In light of the COVID-19, or the novel coronavirus, pandemic, hospital nurses’ jobs have changed, especially surrounding personal protective equipment, or PPE, and testing procedures.
Rosa Villarroel, a registered nurse at UCSF Medical Center, and Robin Leffert, a registered nurse at UCSF Benioff Children’s Hospital in Oakland, both said they have to reuse PPE at their hospitals.
“We take that mask and we use it for our entire shift. Now, what that entails is that we may take that mask and, after we are done caring for one patient, we have to carefully remove it from our face without contaminating ourselves — our skin — and place into a paper bag, which has been graciously given to us and write our name on it just like a little lunch bag,” Villarroel said. “When the next patient comes in, we need to use it again. We carefully retrieve that mask and put it back on.”
The reason for this reuse, according to Villarroel, is the nationwide shortage of PPE and preparation for a potential surge in COVID-19 cases.

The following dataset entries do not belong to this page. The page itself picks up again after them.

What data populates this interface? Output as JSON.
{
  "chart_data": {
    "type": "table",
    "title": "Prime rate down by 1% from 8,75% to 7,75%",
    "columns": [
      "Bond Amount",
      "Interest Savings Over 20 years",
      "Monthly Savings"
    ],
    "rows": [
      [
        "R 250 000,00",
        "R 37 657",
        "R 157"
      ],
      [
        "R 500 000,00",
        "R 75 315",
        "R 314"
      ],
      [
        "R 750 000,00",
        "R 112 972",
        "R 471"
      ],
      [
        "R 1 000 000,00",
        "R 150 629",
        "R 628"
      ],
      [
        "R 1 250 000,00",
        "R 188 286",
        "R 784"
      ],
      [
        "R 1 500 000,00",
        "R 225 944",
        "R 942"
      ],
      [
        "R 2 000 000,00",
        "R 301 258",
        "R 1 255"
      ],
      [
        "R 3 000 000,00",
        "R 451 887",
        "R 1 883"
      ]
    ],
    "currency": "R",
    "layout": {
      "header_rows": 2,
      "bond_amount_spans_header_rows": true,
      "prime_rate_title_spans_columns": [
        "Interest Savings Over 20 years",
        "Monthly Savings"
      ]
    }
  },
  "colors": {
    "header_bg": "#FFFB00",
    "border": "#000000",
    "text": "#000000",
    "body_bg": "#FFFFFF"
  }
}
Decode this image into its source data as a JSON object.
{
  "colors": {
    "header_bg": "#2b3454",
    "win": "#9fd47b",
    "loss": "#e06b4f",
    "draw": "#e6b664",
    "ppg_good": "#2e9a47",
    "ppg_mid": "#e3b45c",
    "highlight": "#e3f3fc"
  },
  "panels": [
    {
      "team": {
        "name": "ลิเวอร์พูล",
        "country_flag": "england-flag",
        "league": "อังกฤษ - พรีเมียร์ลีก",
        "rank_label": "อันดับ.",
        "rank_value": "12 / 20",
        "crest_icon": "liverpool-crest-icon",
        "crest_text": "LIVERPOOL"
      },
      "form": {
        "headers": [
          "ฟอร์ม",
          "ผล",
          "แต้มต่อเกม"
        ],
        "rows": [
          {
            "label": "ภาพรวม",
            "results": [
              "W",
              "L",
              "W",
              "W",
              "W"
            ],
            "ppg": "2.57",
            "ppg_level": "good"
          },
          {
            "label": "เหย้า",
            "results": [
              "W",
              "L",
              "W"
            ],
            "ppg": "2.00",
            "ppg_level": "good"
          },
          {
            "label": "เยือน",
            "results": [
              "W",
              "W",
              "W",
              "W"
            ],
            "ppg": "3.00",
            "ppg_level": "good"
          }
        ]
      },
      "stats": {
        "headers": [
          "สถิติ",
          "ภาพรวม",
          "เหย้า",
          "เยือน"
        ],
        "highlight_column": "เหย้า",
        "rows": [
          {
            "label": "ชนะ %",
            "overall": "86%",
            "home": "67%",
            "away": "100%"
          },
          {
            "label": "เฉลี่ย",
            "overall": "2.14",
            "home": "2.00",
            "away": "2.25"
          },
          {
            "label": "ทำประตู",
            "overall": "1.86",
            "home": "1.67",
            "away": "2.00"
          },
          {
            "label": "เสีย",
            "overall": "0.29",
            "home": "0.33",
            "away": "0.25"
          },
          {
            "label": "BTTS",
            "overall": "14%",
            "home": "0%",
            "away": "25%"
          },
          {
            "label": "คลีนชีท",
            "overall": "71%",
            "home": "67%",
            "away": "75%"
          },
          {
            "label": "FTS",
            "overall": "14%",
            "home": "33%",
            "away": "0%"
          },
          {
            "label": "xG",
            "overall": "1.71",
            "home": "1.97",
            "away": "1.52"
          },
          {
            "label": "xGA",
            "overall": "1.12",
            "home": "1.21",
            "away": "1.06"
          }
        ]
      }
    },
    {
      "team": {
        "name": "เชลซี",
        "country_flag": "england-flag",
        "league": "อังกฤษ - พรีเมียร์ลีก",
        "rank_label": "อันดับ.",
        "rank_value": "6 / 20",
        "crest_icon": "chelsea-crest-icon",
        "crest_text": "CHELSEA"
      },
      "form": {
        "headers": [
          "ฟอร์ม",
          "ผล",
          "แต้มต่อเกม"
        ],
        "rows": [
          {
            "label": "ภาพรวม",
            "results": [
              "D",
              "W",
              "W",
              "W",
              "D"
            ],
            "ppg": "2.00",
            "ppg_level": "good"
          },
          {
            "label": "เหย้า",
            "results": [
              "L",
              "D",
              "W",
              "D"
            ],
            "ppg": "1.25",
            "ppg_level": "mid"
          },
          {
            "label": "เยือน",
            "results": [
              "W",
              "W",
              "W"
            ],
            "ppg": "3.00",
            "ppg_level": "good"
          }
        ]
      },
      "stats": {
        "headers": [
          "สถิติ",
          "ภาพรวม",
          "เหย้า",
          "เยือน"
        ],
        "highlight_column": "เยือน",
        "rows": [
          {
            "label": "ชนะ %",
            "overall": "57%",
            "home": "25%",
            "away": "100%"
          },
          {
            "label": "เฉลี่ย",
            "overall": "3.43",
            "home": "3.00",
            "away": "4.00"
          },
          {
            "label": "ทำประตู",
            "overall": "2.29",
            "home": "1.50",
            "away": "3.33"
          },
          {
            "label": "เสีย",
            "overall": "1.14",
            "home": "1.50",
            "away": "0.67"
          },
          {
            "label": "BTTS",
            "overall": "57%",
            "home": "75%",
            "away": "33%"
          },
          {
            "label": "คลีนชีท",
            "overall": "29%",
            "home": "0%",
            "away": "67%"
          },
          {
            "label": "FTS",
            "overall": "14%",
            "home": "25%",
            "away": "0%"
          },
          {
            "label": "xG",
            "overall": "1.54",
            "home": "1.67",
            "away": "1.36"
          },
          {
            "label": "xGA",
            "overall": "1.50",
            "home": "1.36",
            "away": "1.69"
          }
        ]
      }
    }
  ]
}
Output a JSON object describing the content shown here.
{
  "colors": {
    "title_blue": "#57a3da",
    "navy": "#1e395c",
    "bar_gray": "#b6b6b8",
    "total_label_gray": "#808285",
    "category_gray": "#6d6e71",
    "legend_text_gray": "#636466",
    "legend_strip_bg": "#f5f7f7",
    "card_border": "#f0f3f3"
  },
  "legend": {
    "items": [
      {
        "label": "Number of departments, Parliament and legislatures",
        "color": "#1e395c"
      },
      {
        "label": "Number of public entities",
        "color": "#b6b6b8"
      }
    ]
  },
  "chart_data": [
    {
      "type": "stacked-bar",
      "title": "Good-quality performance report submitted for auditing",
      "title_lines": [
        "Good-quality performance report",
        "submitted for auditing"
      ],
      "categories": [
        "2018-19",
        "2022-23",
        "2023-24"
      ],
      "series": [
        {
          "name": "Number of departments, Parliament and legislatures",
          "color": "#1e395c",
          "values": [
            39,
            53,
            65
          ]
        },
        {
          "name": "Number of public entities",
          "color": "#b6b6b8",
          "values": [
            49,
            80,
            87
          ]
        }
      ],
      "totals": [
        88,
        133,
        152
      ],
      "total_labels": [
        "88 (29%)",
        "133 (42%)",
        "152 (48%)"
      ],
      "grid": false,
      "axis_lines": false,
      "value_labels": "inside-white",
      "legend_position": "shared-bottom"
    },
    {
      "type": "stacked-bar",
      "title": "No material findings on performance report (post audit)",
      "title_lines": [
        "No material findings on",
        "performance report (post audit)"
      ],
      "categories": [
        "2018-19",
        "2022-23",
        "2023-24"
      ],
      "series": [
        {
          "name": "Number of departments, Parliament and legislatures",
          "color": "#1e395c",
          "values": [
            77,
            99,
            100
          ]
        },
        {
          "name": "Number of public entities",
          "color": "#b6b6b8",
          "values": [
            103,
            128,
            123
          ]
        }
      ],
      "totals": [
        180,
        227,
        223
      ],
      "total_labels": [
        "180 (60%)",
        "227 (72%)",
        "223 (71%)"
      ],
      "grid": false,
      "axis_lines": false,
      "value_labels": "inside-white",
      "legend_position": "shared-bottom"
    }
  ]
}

According to Villarroel, her hospital previously adhered to a high standard endorsed by the Centers for Disease Control and Prevention, the California Division of Occupational Safety and Health and PPE manufacturers, which considered PPE single-use only. This is to protect patients from the spread of disease or infection, Villarroel said.
Matthai Chakko, spokesperson for the city of Berkeley, said the city implemented its shelter-in-place order to help prevent such PPE shortages.
Leffert said her hospital has seen its PPE supply reduced, which has led to the reusing of PPE and created practical challenges.
“It’s very common practice that if a patient needs something, if the call light is on, and the nurse is busy then another nurse will go and help out. It is a team approach to nursing,” Leffert said. “Now if a call light goes off and it is a rule-out COVID-19 patient, I don’t necessarily want to go and help out because that means I am going to have to use those disposable gowns and it could be just for two minutes to find out that the patient wants apple juice and I just wasted a gown.”
Both Leffert and Villarroel said there is a nationwide shortage of ventilators. According to Villarroel, before the pandemic, hospitals had just enough ventilators, but with the increase in patients who need ventilators because of COVID-19, this supply has been insufficient.
According to Villarroel, there has not been a surge in COVID-19 cases at her hospital, but she said if there were a surge, hospital resources and staff would be “stretched.” Villarroel said this could lead to a “burnout of nurses” and increased rates of infection for nurses. Villarroel also said she has concerns that due to job loss, people will lose their insurance and not seek treatment for COVID-19 and other health issues.
“It is a nationwide problem that nurses overall at all hospitals don’t have the kinds of equipment that they need. … Patients aren’t being isolated properly, according to basic safety standards,” Leffert alleged. “There is so much we don’t know and aren’t being filled in on, which creates a sense of being sent into battle without proper armor or an action plan.”
According to Leffert, nurses follow a precautionary protocol when patients are awaiting the results of a test by treating them as if they have the condition.
Without this protocol being followed in the case of COVID-19, patients are not properly isolated, Leffert alleged, and nurses could be exposed to the disease.
“If the patient isn’t being properly isolated and nurses aren’t given the necessary equipment while we are waiting for the test results and it turns out that the patient is positive, then that means the entire time we are waiting for those test results then those nurses were exposed,” Leffert said.
According to Leffert, nurses have to advocate for more resources and better working conditions because of the pandemic. Villarroel said she also has concerns around nurse and health care worker safety.
There have been more than 120 complaints filed with the federal Occupational Safety and Health Administration in about 16 states regarding alleged unsafe working conditions, the lack of PPE and alleged inadequate isolation of patients, Leffert said.
“When we finally see those numbers of workers infected due to lack of resources, and by resources I mean PPEs, I hope that the CEOs can look at those numbers and say that they are happy with those numbers and say that they did as much as they could and that they gave as much support as they could to the nurses,” Villarroel said.